The language maintainers don't want to add it: https://github.com/golang/go/issues/19412
Speed is the only one you may possibly not, but I think speed is an non-issue. Speed in programming never matters except in the systems space. No one is gonna be able to tell Rust vs Go in a web API and depending on how you do the benchmark, I think many GC languages can probably tie Rust.
This kind of attitude is how we get bloated Electron apps that HN (including me) loves to complain about. Speed should be a first class consideration, not something to throw away for later.
> No one is gonna be able to tell Rust vs Go in a web API
Debatable, Discord moved from Go to Rust [0] because they were getting latency and CPU spikes from Go's GC, and I'd assume that's the same with any GC language because, well, the GC has to run sometime. Now you might say that we're not all Discord scale, to which I'd say, like above, there are benefits to Rust that are more than just speed. Cargo alone is nigh unbeatable compared to some other languages. I was trying to get Python to work the other day and was pulling my hair out over venv, virtualenv, pip, conda etc.
It matters to whoever is paying for compute. If you get some other benefit, it may be a worthwhile tradeoff, but it always matters.
Speed equals money. The same app running at twice the speed uses half the compute resources. You may also gain a lot of simplicity if you don't need to distribute your architecture so early on.

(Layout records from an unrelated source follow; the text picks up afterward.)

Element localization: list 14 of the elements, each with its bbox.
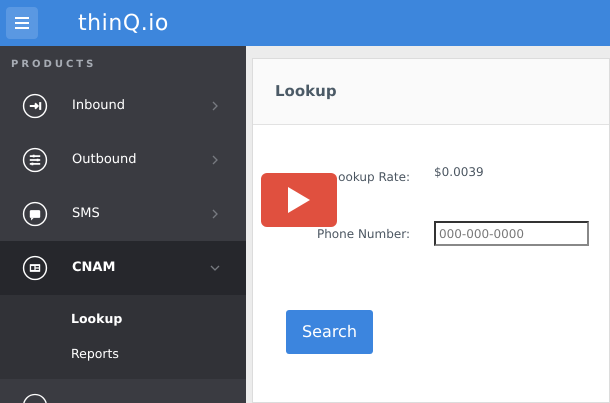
submenu-item[interactable]: Lookup bbox=[0, 302, 246, 337]
sidebar-item[interactable]: SMS bbox=[0, 187, 246, 241]
rate-value: $0.0039 bbox=[434, 164, 484, 181]
sidebar-heading: PRODUCTS bbox=[10, 58, 98, 72]
search-button[interactable]: Search bbox=[286, 310, 373, 354]
rate-label: ookup Rate: bbox=[338, 169, 410, 186]
sidebar-item[interactable]: Outbound bbox=[0, 133, 246, 187]
phone-label: Phone Number: bbox=[316, 226, 410, 242]
panel-title: Lookup bbox=[275, 81, 337, 102]
logo: thinQ.io bbox=[78, 10, 169, 38]
sidebar-item[interactable]: Inbound bbox=[0, 79, 246, 133]
sidebar-item[interactable]: CNAM bbox=[0, 241, 246, 295]
phone-field[interactable]: 000-000-0000 bbox=[434, 221, 589, 246]
submenu-item[interactable]: Reports bbox=[0, 337, 246, 372]
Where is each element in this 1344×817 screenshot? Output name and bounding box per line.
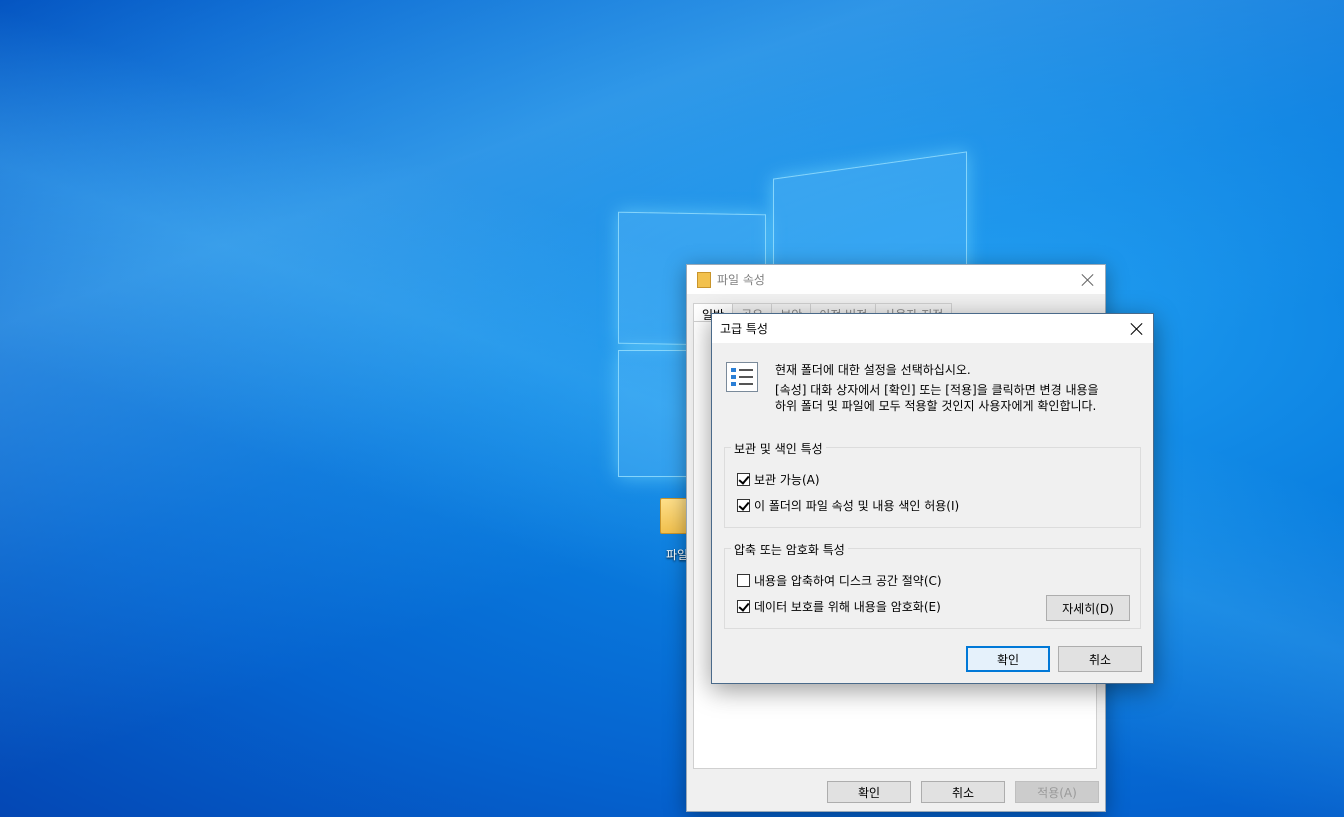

I'm not convinced about this at all. I've had far more issues with memory leaks in JavaScript programs than I have with Rust. The only way you're really likely to leak memory in Rust is creating cycles of Rc and Arc types. But I don't think any of my programs have even contained Rc, and only trivial usages of Arc for global resources, which I absolutely wouldn't want to point to each other. JavaScript will let you create the same problem without making it obvious with type signatures. And while you might be lucky and have the GC sort out your mess, it doesn't always manage to.
And the discord instance was because it was systems/performance critical software they rewrote. They didn’t rewrite there web APIs. Discord mentioned the rewrite is now rust with C++ glueing it together. No way you are using C++ unless you have to.
I’ll agree with you on python venv/pip. Ugh what a mess. I like cargo, but honestly I think you could argue cargo also is an issue. When you bring in 100 crates, you just gotta hope all the unsafe code in them are safe.
A static analyzer found 200 memory unsafety issues in rust crates: https://www.infoq.com/news/2021/11/rudra-rust-safety/
Memory safe GC languages you don’t have to worry about that, and you can get a package manager.
So bam, you just introduced memory safety issues into your web API. This is like a C++ dev using C++ and causing memory issues unnecessarily just because they don’t want to use a safe language.
And Elixir has concurrency and memory safety and it’s guaranteed, so no package you import can violate it. Unlike rust, where you can use safe rust and think there’s no violation, but then use a crate and suddenly have memory unsafety and concurrency violations.
These crates worries are wayyy better than normal C++, but they are terrible compared to any actually safe language.
And FFI? As in the Unix extensions? That’s the operating systems calls, not the language. By that logic, python is as dangerous as C++.
It’s crazy how so many people on this thread say rust is the only choice because of memory safety, and are now bending over backwards trying to claim memory safety is no big deal. So much so FFI is now being brought up smh.